Luego de la lectura de la sentencia dictada por el Tribunal contra Carlos Riveros, su propios hijos le gritaron al acusado “¡asesino!” y festejaron la condena.

“Se hizo justicia. Estamos contentos. Él mismo cayó en sus mentiras. No tiene perdón de Dios. Se contradijo siempre. Ahora estamos tranquilos”, señaló uno de los hijos, Lucas Riveros.

Se pudo evitar el crimen

Los tres hijos de la pareja testificaron que tanto ellos como su madre constantemente eran maltratados por su padre. Dijeron que el hombre siempre fue muy celoso y violento.

“Nos amenazó con un cuchillo en el cuello porque no fuimos al colegio. Otro día, a punta de pistola le sacó a mi mamá de una peluquería. Cuando mi mamá se ponía linda, el tipo pensaba que era para otro”, expresaron.

Al respecto, la jueza Dina Marshuk lamentó lo sucedido y dijo que la muerte de la mujer pudo haberse evitado.

Se preguntó por qué la Policía Nacional no hizo su trabajo ante tantas denuncias por violencia.

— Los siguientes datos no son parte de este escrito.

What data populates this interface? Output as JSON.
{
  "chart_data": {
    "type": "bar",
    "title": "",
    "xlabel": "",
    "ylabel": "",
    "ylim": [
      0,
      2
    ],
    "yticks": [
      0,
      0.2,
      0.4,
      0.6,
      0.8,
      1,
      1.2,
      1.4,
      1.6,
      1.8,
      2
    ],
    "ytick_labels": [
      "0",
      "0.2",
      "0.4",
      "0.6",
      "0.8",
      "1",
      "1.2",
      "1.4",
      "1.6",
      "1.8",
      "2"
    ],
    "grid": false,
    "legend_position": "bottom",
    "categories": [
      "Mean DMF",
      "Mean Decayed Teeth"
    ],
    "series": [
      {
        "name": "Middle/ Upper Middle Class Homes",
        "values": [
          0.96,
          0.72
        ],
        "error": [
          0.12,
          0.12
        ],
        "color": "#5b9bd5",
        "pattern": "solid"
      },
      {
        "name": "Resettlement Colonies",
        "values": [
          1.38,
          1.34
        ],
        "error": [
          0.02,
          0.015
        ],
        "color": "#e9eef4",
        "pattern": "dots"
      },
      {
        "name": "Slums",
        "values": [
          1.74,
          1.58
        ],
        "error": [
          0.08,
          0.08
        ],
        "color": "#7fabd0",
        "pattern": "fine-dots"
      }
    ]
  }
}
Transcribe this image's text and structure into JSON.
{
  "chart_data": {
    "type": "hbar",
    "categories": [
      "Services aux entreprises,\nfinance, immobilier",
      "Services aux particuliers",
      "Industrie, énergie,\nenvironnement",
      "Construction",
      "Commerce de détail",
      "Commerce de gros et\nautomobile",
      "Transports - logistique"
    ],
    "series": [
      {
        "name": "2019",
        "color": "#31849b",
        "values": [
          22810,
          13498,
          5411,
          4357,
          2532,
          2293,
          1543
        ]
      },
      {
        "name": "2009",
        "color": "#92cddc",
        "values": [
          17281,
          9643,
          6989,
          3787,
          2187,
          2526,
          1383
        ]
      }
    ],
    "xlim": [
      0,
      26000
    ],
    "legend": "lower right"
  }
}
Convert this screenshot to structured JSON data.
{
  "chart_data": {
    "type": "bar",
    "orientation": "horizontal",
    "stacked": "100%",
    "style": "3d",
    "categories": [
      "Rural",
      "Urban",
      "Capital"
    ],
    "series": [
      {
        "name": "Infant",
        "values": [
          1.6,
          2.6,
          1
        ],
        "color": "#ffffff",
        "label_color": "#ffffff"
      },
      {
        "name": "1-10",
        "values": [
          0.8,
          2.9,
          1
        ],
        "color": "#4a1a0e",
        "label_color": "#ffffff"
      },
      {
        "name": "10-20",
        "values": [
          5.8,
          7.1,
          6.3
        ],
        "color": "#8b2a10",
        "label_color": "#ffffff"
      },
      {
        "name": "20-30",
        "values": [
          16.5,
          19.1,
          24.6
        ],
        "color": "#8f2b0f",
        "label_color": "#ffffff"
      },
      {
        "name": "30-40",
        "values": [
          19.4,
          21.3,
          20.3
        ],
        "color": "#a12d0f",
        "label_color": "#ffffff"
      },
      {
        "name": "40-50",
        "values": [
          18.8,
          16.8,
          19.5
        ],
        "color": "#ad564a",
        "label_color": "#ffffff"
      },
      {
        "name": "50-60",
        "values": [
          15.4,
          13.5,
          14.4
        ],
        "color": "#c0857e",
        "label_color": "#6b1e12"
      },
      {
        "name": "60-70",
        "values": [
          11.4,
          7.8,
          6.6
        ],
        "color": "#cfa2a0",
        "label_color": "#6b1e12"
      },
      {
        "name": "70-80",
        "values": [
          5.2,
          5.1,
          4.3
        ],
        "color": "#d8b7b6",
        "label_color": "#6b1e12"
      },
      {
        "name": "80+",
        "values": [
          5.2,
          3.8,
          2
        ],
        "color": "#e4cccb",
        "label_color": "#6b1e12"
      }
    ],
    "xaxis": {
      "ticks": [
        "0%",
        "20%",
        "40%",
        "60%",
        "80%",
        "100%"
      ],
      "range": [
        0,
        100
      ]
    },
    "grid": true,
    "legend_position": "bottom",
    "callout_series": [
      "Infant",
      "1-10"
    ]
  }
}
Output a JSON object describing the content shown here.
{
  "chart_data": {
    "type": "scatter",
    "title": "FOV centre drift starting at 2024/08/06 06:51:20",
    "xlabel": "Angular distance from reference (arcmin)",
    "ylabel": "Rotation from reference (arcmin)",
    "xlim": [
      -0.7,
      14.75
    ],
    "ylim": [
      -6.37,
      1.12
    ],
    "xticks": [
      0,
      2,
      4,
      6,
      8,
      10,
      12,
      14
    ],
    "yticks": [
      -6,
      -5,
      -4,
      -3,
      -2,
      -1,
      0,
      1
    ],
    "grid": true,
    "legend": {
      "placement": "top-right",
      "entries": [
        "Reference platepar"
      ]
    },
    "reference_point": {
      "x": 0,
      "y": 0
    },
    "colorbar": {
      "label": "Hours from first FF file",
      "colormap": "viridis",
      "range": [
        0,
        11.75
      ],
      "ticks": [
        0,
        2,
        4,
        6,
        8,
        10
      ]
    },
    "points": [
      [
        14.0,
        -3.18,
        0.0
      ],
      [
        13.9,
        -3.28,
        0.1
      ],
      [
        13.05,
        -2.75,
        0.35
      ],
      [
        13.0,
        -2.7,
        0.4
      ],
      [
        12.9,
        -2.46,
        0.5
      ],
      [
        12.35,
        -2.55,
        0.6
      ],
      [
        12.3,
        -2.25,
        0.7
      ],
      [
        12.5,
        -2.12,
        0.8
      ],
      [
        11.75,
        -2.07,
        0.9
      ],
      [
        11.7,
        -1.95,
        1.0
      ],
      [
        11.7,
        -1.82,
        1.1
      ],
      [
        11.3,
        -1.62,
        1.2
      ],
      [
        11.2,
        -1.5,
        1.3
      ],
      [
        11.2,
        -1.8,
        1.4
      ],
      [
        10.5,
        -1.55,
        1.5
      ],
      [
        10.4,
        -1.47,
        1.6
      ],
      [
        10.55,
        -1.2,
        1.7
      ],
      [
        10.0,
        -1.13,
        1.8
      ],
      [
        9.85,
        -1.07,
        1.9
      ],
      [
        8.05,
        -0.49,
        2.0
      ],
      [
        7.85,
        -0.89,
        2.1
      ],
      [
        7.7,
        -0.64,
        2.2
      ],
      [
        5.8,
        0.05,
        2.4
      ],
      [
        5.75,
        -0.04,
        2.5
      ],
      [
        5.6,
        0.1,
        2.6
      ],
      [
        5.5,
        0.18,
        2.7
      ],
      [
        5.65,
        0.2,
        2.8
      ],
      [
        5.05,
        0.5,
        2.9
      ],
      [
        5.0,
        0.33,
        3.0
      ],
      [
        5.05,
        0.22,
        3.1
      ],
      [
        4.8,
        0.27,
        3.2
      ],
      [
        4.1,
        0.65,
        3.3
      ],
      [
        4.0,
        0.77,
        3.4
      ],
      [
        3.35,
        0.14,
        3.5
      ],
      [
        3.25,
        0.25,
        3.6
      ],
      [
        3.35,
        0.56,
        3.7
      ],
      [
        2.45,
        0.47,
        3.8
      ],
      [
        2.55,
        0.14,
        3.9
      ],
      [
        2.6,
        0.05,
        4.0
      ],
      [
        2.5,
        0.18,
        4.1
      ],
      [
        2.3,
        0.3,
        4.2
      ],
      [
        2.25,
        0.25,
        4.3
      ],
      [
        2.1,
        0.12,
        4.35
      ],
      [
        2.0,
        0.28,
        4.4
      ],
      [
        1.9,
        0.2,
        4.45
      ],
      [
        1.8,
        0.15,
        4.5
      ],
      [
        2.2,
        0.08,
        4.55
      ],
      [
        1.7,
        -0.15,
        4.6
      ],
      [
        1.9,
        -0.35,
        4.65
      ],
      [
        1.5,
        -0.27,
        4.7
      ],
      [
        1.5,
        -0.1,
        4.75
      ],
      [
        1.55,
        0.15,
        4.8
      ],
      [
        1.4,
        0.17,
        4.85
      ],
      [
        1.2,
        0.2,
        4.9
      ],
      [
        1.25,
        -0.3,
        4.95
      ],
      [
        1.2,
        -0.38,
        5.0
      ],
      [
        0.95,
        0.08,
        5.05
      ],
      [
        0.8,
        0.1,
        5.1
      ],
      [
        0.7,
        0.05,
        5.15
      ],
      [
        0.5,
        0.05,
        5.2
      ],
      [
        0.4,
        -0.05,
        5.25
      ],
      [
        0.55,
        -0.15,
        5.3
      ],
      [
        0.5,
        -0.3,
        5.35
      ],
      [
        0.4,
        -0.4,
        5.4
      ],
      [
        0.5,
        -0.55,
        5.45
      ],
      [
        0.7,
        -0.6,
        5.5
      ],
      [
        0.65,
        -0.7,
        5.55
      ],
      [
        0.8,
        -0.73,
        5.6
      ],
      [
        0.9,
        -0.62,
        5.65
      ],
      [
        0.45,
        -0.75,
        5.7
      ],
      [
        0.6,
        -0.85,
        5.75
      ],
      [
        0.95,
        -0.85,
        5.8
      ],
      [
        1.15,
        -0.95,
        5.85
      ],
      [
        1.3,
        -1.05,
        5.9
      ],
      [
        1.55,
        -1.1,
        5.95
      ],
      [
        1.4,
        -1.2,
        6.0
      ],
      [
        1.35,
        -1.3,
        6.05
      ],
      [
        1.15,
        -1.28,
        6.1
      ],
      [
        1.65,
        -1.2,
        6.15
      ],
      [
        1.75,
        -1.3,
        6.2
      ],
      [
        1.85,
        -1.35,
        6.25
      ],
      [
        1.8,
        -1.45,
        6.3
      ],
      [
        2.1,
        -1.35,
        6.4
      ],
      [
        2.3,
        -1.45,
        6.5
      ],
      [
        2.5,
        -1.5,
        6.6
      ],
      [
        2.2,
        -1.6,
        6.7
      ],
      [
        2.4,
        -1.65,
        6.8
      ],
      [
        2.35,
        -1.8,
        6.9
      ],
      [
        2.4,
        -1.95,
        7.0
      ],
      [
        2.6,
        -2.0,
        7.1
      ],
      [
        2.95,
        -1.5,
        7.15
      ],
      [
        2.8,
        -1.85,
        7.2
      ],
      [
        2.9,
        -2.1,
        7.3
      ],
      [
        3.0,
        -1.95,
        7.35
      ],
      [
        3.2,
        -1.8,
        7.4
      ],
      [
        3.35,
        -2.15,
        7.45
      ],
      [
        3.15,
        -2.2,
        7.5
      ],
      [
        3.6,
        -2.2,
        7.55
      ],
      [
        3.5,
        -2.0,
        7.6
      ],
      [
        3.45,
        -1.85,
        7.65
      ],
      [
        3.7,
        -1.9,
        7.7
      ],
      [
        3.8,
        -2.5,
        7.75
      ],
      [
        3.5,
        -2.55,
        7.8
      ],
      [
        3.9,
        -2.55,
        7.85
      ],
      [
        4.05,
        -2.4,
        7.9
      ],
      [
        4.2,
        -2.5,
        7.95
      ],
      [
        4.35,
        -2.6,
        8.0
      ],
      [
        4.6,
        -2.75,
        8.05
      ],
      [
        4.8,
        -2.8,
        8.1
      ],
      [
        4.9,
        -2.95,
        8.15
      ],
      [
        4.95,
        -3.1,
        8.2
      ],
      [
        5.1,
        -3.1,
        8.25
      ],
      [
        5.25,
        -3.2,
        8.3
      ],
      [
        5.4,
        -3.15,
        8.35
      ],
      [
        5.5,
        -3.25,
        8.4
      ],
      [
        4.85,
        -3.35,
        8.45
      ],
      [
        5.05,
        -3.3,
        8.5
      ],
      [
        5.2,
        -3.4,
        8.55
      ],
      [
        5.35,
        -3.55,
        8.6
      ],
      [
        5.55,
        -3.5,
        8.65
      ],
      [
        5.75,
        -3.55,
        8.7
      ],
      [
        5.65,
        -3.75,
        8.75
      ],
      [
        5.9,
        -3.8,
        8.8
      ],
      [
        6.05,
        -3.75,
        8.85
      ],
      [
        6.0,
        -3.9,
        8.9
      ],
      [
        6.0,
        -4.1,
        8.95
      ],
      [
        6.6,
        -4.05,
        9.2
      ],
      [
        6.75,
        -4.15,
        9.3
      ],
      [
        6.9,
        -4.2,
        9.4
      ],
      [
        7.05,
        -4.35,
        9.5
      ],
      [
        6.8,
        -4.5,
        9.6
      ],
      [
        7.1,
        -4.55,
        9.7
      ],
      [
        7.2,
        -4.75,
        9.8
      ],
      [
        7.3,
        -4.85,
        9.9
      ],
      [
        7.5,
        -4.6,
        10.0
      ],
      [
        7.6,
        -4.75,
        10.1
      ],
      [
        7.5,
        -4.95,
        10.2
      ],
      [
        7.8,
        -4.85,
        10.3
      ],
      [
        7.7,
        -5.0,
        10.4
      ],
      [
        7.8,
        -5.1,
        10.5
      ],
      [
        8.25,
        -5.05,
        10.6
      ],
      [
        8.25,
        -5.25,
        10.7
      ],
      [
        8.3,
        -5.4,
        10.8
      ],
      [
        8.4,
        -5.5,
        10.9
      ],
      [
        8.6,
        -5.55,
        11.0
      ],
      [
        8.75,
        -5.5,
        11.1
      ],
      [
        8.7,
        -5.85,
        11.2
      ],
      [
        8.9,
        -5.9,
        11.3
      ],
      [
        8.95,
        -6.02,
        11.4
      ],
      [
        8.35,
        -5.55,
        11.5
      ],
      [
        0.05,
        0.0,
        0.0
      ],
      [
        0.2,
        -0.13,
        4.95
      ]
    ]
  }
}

Reprochó la actitud del condenado, ya que durante el juicio se mostró violento, impulsivo y explosivo.

“Ana Carolina no era un objeto, era un ser humano y merecía vivir su vida. Ni si hubiera sido infiel merecía la muerte. Ana Carolina y sus hijos siempre estuvieron golpeados. En una ocasión, Riveros le dijo a su hija Paula: 'andá, matate y andate al infierno con tu mamá'. El señor Carlos Riveros contaba con antecedentes y nunca respetó a las medidas impuestas”, señaló Marshukc.